ECHR communicated complaints of a Chechen man maimed for life during a special operation

News

05 February 2014

On 3 February 2014 the European Court of Human Rights  published on its official website the Statement of Facts and Questions to the Parties in the case of Rizvan Abdulkhanov who complains under Articles 2, 3 and 13 of the European Convention (right to life, prohibition of torture, and right to an effective remedy). This means that the ECHR has communicated the application to the Government, and Russian authorities now have to give answers to the following questions: Was it absolutely necessary to resort to the use of force which threatened the applicant’s life? Was the applicant subjected to torture, or inhuman or degrading treatment at the hands of the police? Have the competent authorities carried out an effective investigation into the applicant’s complaints?

The regional branch of the INGO «Committee Against Torture» received an application from Rizvan Abdulkhanov  on 19 January 2009. As the applicant maintains, during the night of 4 to 5 December 2006 he was at home when he heard a noise. The applicant went outside and, having heard that the noise was coming from his father’s courtyard, headed there. As soon as the applicant went outside the gates of his house he heard someone saying: «That’s him» followed by a burst of sub-machine gunfire. He felt pain and fell down, and was approached by several armed men. He heard someone saying: «Who was firing? Why firing? Go pick him up, we’ll take him to hospital». Then the applicant lost consciousness. When the applicant came to his senses he found himself in the intensive care unit of the 9 clinical hospital of Grozny with six gunshot wounds. Twelve days later he was transferred to a regular unit, where he learned from his relatives to have been shot by policemen.

Subsequent treatment was recommended in a specialized neuro-surgical hospital, unavailable in the Chechen Republic. The doctors recommended this to be done urgently, but it was not until two months later that the authorities allowed him to leave the Chechen Republic to seek the required specialized treatment. He was three times operated in Stavropol, then transferred to Moscow where doctors performed another operation, but eventually had to state that precious time had been irretrievably lost: the spine had begun to suppurate. They confirmed that his spine had needed to be operated on within three days from being wounded.

Mr Abdulkhanov has receive the second-degree disability status, for after multiple gunshot wounds he can not walk without crutches, and needs constant assistance of his relatives. In 2010 Rizvan underwent rehabilitation program in Anapa, arranged for him by the Committee Against Torture.
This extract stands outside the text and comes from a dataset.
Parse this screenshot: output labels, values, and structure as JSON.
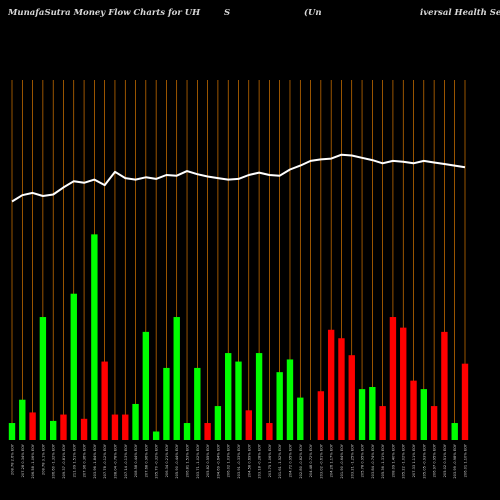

According to Mr Abdulkhanov’s wife, Khalimat, in the morning of December 5 an investigative team arrived to examine the crime scene. As she states, one of the officers at once headed to the barn and took a pistol from it. The other one wondered where Rizvan had fallen down. The investigator measured something, then took several steps away, dropped something on the ground, and said he had found the shells from the pistol her husband had shot. The investigators made photos of the shells on the ground, and took the shells with them. However, Khalimat is sure that no shells could have been there, for she had collected all the shells from the yard and given them away to a police officer in the morning. Later, a sapper group with a dog arrived. They took out from one of the household buildings’ loft a package, which, as they asserted, contained armory and military equipment.

On 18 November 2009 Groznenskiy District Court of the Chechen Republic convicted the applicant under Articles 208 § 2, 318 § 2 and 222 § 1 of the Criminal Code and sentenced him to five years and six months in general regime (minimum security) penal colony. On 25 March 2010 a higher instance court considered the punishment too severe and, having regard to Mr Abdulkhanov’s health condition, suspended the sentence.

In spite of all the efforts made by lawyers with the Committee Against Torture, investigative authorities have initiated criminal proceedings neither concerning the gunshot wounds, nor preventing Mr Abdulkhanov from receiving medical treatment. Having failed to restore the applicant’s rights on the national level, on 9 June 2010 the human rights defenders lodged an application with the European Court of Human Rights on his behalf.

The Head of the International Protection Department of the INGO «Committee Against Torture», Olga Sadovskaya: «This situation is not only about another special operation which resulted in a tragedy. The outrageous fact is that the applicant was for a long time forcibly kept neither in a police department, nor in any other special facility, but in a hospital. The authorities were merely ignoring doctors who were insisting that their patient needed urgent medical care in a different region due to the absence of the required equipment in the Chechen Republic. For about two months the police were not allowing to transfer Mr Abdulkhanov. We have come across a similar situation in the case of Aleksey Mikheev: police officers wouldn’t let doctors help the man until it was too late, and Aleksey became disabled».